El año 2017 será recordado en Colombia por hacer visibles los efectos y graves consecuencias del cambio climático y sus expresiones catastróficas sobre la vida de miles de compatriotas localizados en grandes o pequeñas ciudades. El tamaño no importa, porque de lo que se trata es de una crisis generada por la relación conflictiva entre naturaleza y cultura, ocasionada por un modelo de sociedad y economía insostenibles que privilegia el crecimiento y desarrollo por encima del bien-estar y el buen-vivir.
Aún recordamos con frustración el Fenómeno de la Niña 2010-2011 que afectó 730 mil hectáreas en todo el territorio nacional, más de 500 establecimientos educativos de 18 departamentos y 150 municipios, entre muchos otros daños colaterales no calculados. Pese a haber decretado el estado de emergencia económica, social y ecológica en todo el territorio nacional, para reorientar recursos hacia la prevención y mitigación de los riesgos asociados a tales fenómenos, hoy seguimos lamentando las tragedias que cobran la vida de ciudadanos en Mocoa por la avalancha de los ríos, o en Manizales por los deslizamientos de tierras, o en Cali por la inundación de barrios debido al crecimiento del río Cauca, o en Medellín con sus recurrentes crisis en la calidad del aire del Valle de Aburrá, entre muchas otras dramáticas consecuencias.
Los expertos en estos temas nos dicen que no basta con la mitigación de tales riesgos, si paralelamente no se toman medidas más estructurales y de largo plazo orientadas a la adaptación al fenómeno de la variabilidad climática. Autores como Giddens (2010) al cuestionar el modelo de desarrollo actual, proponen volver a la planificación del territorio en diferentes escalas y temporalidades con el fin de adaptarse a los fenómenos cambiantes del clima. Lo cierto del caso es que el cambio climático hay que estudiarlo globalmente, pero tiene efectos localizados en el territorio. Las acciones, por tanto, no pueden ser solamente reactivas, sino que comprometen un tipo de sociedad y economía que va en contravía del necesario equilibrio social y ecosistémico.
Las ciudades arrastran una gran responsabilidad en esta crisis, al ser ellas las mayores generadoras de las causas atribuibles al cambio climático, pero también sus principales víctimas. Por supuesto, no estoy sosteniendo el regreso a un modo de vida rural basado en la economía familiar de subsistencia. De lo que se trata es de repensar las ciudades actuales y de arrebatárselas a la economía de la especulación inmobiliaria y financiera, para devolverles la virtud de ser escenarios de integración humana, convivencia ciudadana, buen vivir y bien estar. Y esto solo es posible si logramos que los avances científico-técnicos que caracterizan esta época sean aplicados a tales propósitos y no al enriquecimiento de unos pocos. Autores como Piacentini, Salum y Dubbelin (2016) nos reiteran medidas como la planificación integral del territorio (regional y municipal), la gestión del riesgo de desastres, la incorporación de tecnologías limpias aplicadas a la prevención, la consideración del ecosistema natural como “capital social”, la promoción de la agricultura urbana y periurbana, la reforestación de bosques, las construcciones sustentables, la promoción de sistemas públicos e integrados de transporte no generadores de gases de efecto invernadero, entre otras ideas. Y el agua, con todo lo que ello implica desde el punto de vista ecosistémico para la supervivencia humana, será determinante en este siglo que apenas comienza.
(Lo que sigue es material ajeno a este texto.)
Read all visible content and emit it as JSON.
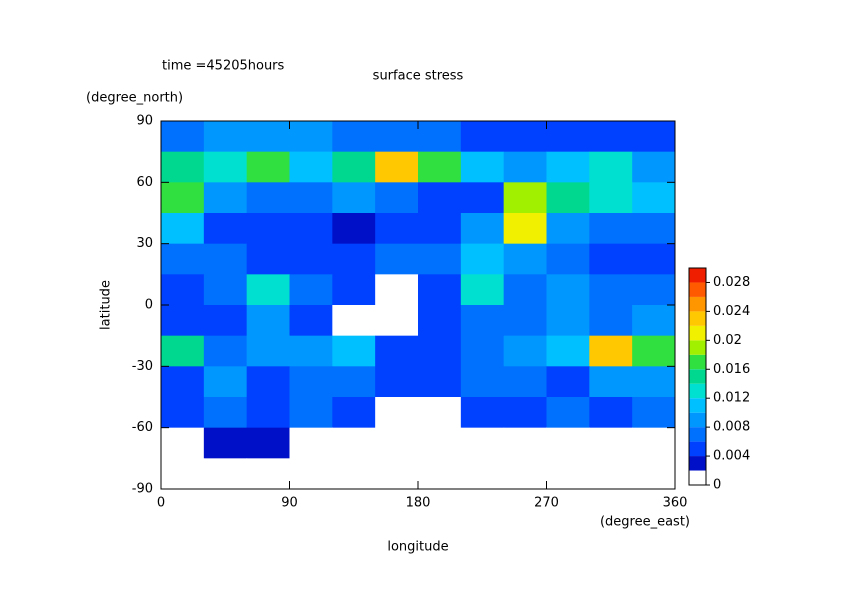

Deberíamos aprovechar el debate sobre el POT en Manizales para definir los desafíos ciudadanos frente a la crisis climática de la próxima década, superando el criterio simplista de “ordenar” el territorio basado en las necesidades del mercado inmobiliario. Lo verdaderamente estructural del POT está en si queremos convertir a Manizales en “el mejor vividero” o en una “tumba con teléfono, baño y ascensores”, parodiando al poeta Ciro Mendía. El mejoramiento integral de barrios debería incorporarse en la agenda urbana y en los programas de mitigación del riesgo. La protección integral de las cuencas hidrográficas debería ser sagrada como garantía para no romper, ni interrumpir sus ciclos vitales de corto y largo espectro, porque al final de cuentas, y como ha quedado demostrado mil veces, el agua recuperará lo que le pertenece, aún a costa de nuestras vidas.